The problem lit a fire in the imagination of English clockmaker John Harrison, who presented his first prototype for a marine chronometer to the Royal Academy in 1730. A lifetime of iteration and experimentation resulted in his fourth attempt finally winning the prize in 1761. In its maiden test, his H4 chronometer drifted just 5 seconds over the course of an 81-day voyage, enabling a longitude measurement accurate within 1.25 minutes.
As alluded to earlier, the word second comes from classical Latin secunda, in particular its presence in the Latin phrase pars minūta secunda, meaning “second very small part”. We could have called minutes “primes” or “firsts” instead to maintain internal consistency, but that is not what we did.
Scan of a diagram laying out the inner workings of the H4 chronometer. Several figures illustrating different cross-sections of the clock its mechanisms are labeled with letters.
The delicacy and expense involved in the construction of a device so precise made this solution barely affordable for even the richest country in the world. One chronometer cost one-third the price of an entire ship. Ordinary people wouldn’t have access to clocks with second accuracy until replaceable parts and manufacturing methods made them affordable in the mid-1800s.

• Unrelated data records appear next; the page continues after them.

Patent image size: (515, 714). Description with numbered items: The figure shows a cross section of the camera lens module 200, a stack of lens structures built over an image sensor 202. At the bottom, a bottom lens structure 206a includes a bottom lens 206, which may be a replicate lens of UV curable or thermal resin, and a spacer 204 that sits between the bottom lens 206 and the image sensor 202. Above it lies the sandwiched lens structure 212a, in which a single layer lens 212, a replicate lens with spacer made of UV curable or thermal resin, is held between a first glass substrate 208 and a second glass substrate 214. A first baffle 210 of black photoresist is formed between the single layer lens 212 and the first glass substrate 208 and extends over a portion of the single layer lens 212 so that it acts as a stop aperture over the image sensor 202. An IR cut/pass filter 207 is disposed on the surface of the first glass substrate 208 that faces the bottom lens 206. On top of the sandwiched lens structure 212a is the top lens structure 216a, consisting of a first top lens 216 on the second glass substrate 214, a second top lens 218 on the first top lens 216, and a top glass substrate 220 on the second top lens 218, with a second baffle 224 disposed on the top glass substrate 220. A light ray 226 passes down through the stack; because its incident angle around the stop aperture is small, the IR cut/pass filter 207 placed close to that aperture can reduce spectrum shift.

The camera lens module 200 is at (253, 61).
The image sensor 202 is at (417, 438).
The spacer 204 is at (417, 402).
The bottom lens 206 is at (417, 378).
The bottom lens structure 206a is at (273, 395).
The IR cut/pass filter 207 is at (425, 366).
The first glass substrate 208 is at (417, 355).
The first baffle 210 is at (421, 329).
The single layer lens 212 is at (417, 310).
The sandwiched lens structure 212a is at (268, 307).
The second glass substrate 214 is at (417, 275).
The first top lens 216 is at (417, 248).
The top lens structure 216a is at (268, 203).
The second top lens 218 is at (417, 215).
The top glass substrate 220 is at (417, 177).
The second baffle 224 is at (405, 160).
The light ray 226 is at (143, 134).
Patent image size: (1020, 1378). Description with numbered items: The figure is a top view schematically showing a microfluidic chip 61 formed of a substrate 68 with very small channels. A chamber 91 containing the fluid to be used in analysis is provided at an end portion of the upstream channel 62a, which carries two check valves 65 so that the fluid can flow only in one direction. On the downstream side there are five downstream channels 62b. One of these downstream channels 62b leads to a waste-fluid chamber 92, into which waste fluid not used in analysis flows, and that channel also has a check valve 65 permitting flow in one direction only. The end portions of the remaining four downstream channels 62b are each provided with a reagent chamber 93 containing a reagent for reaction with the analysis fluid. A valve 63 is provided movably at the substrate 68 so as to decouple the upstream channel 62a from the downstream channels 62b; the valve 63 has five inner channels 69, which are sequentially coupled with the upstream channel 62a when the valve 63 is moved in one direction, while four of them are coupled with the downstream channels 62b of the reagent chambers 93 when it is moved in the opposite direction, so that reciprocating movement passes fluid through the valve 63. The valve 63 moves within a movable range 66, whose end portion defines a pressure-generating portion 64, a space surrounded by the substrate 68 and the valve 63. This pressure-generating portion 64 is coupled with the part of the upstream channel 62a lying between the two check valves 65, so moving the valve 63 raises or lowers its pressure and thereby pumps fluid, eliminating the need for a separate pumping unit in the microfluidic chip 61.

The first implementation of the metric system, adopted by French revolutionaries in 1799, only covered base units of distance and mass (meters and kilograms), not time. Carl Gauss proposed using the second, to be officially defined as 1/86,400 of a day, as the standard metric unit of time in his millimeter/milligram/second measurement system in 1832. Over the next thirty years, his proposal found wide approval among scientists. The second was formally adopted as an official metric unit under the centimeter/gram/second measurement system, proposed in 1874 by a committee that included James Maxwell, Lord Kelvin, and James Joule.
Miniaturization followed mass production, resulting in the creation of pocket watches. Widely available second accuracy enabled new levels of coordination unviable just decades earlier. Military watches were first issued to officers in the 1880s. At the beginning of a battle, everyone would synchronize their watches to keep their maneuvers coordinated. In particular, it was important to agree on the exact second to expect an artillery strike. The phrase “synchronize your watches” is an artifact of the second era. You might not know the absolute time, but you could act like you did if you kept everyone’s relative times the same.
If you did in fact need to know the absolute time, observatories began broadcasting official time signals by telegraph in the 1850s. This wasn’t a service the average person would have access to. That begins with the 1924 appearance of radio time stations. Time hotlines that you could telephone for an accurate time signal started operating in 1933, gradually displacing the radio time stations.
Wristwatches, then called “bracelet watches”, were originally a women’s fashion accessory. They only lost their genderedness after military wristwatches entered common use around the world in the 1880s and 1890s. Newly verified as manly, men’s wristwatches became a standard fashion accessory in the 1900s. They remain the most popular men’s jewelry item to this day.